Jul 24th, 2008 | Filed under: AAA Newsreels
Do PE firms make bad owners? Not according to a new survey: According to Investment News, E&Y finds that “Businesses sold by private equity firms last year saw greater growth in value and profit than their publicly held peers.” (related posting: New research on private equity surprises even some of the experts)
Like the movie Freaky Friday, hedge funds and banks have switched bodies. John Snow says Fannie Mae and Freddie Mac are really hedge funds (Bloomberg) and hedge funds are side-stepping tightwad banks and lending money to each other (Financial News). Stay tuned for more zany antics!

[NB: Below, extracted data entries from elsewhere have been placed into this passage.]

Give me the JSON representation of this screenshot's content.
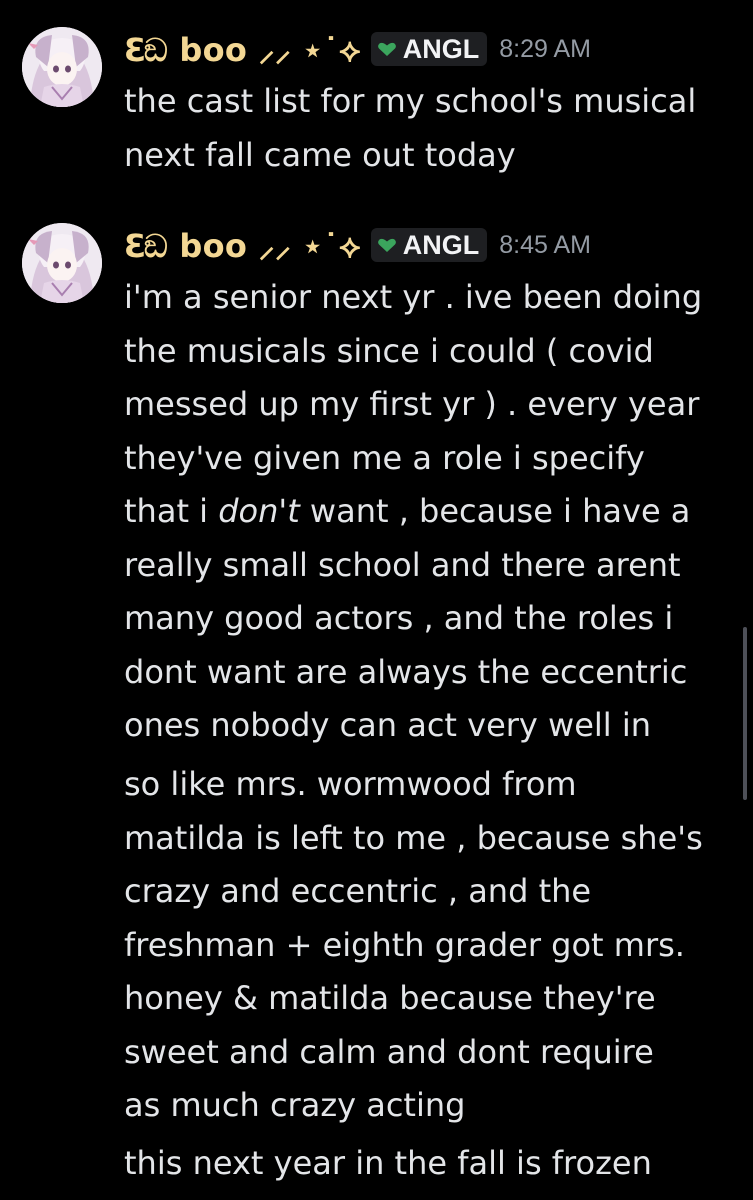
{
  "messages": [
    {
      "username": "ℇඞ boo ⸝⸝ ⋆˙⟡",
      "tag": "ANGL",
      "timestamp": "8:29 AM",
      "lines": [
        "the cast list for my school's musical",
        "next fall came out today"
      ]
    },
    {
      "username": "ℇඞ boo ⸝⸝ ⋆˙⟡",
      "tag": "ANGL",
      "timestamp": "8:45 AM",
      "lines": [
        "i'm a senior next yr . ive been doing",
        "the musicals since i could ( covid",
        "messed up my first yr ) . every year",
        "they've given me a role i specify",
        "that i ",
        "really small school and there arent",
        "many good actors , and the roles i",
        "dont want are always the eccentric",
        "ones nobody can act very well in"
      ],
      "emphasis_line": {
        "before": "that i ",
        "italic": "don't",
        "after": " want , because i have a"
      }
    },
    {
      "lines": [
        "so like mrs. wormwood from",
        "matilda is left to me , because she's",
        "crazy and eccentric , and the",
        "freshman + eighth grader got mrs.",
        "honey & matilda because they're",
        "sweet and calm and dont require",
        "as much crazy acting"
      ]
    },
    {
      "lines": [
        "this next year in the fall is frozen"
      ]
    }
  ],
  "colors": {
    "background": "#000000",
    "username": "#f3d794",
    "tag_bg": "#1e1f22",
    "tag_icon": "#3ba55d",
    "timestamp": "#949ba4",
    "message_text": "#e3e5e8"
  },
  "icons": {
    "avatar": "anime-girl-avatar",
    "tag": "green-heart-icon"
  }
}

Online dating sites aren’t helping the elderly hook-up in Austria. But that’s a good thing for pensions who are saving a bundle by not having to support a pensioner’s spouse (IPE)
Despite often issuing enough information to satisfy a Ph.D. in statistics, hedge funds get failing grades from advisors. A new survey finds nearly 90% of advisors rate hedge fund sales efforts as “ineffective” according to Investment News.
As a follow-up to our posting on the rising cost of stock borrowing, we note that the FT ran a couple of interesting pieces last week: Rising costs of shorting hampering funds and Shorting ‘makes billions’ for groups. Those poor hedge funds. Suffering at the hands of evil pension funds.
New data from Hedge Fund Research finds first half allocations to hedge funds increased by about a quarter of what they added in the same period last year. While that sounds horrendous, it wasn’t as bad as 2003.
No worries, though. P&I reports that “Institutions stick to hedge-fund guns“. Says the newspaper: “…institutional investors weren’t the culprits…Institutional hedge fund hiring and search activity was strongly positive, totaling $19 billion…”
But wait! Financial News reports that Morningstar found net redemptions from hedge funds up to the end of May. Did things really turn around that much in June? Or could measuring the hedge fund industry be an inexact science?
P&I reports that Moody’s gave a raging endorsement to LDI, saying: “We believe the positives and negatives will tend to offset one another over the long-term, making LDI neutral to mildly positive for most issuers, depending on their unique facts and circumstances.” Okay. Not really “raging”.
Contrary to some earlier academic research, one accounting firm finds performance fees don’t lead to better performance after all.